Saya mulai terbiasa melihat parang besar tak bersarung yang digenggam mesra empunya. Bahkan ketika saya dan beberapa teman hendak membeli bahan makanan ke Wamena, kami juga membawa parang besar. Katanya, parang itu untuk memotong pohon jika roboh menghalangi jalan. Oh, Thug Life!
7. Kebiasaan memakai alas kaki
Bersyukur! Adalah ilmu yang saya pelajari dari kehidupan masyarakat suku Lanny. Demi bisa sekolah, mereka harus berjalan jauh mendaki perbukitan tanpa alas kaki. Bersyukur kita yang sekolah bisa pakai sepatu bagus, naik motor pula, eh! begitu masih saja ada yang sering bolos.
Sandal atau sepatu pastinya tidak akan awet dengan kondisi jalanan berupa tanah liat dan bebatuan terjal ala pegunungan.
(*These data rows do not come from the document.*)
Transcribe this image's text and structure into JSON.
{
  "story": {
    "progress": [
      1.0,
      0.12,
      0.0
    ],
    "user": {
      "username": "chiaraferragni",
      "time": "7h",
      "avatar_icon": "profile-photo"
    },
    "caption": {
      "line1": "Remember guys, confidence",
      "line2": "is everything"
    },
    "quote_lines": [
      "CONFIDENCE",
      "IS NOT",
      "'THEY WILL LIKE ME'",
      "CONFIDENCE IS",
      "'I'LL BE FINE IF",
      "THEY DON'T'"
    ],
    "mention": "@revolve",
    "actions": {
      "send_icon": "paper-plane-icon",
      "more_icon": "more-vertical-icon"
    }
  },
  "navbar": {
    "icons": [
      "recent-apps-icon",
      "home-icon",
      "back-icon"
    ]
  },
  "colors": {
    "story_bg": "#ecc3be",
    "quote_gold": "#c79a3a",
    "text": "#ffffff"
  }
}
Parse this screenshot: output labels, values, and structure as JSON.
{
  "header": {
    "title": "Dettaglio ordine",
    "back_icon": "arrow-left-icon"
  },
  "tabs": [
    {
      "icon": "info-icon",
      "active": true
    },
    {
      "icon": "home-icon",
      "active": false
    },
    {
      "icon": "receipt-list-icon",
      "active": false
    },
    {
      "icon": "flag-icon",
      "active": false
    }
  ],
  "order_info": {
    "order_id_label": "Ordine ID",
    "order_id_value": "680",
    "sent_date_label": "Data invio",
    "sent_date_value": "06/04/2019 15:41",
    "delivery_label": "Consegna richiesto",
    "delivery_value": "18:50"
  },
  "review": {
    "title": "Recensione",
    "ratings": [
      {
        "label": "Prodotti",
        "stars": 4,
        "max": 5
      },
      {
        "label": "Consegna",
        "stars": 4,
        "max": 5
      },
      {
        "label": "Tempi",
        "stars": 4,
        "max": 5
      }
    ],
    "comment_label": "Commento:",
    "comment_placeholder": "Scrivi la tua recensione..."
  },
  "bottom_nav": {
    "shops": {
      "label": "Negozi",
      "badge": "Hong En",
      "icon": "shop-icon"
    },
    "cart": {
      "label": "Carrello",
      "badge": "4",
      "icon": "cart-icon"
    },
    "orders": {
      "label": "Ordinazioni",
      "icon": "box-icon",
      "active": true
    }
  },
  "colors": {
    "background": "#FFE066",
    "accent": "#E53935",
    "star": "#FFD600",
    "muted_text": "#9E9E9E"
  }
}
Namun, ada juga beberapa dari masyarakat yang sudah mempunyai sepatu boots, meskipun terkadang mereka lebih memilih membawanya daripada dipakai.
8. Menjemur peralatan makan atau masak
Konon kebiasaan menjemur peralatan makan atau masak di rerumputan saat terik matahari diajarkan oleh para Misionaris. Mereka beranggapan bahwa alat makan atau masak yang dijemur di bawah terik matahari akan lebih bersih karena cahaya matahari membunuh kuman yang masih tertinggal saat dicuci.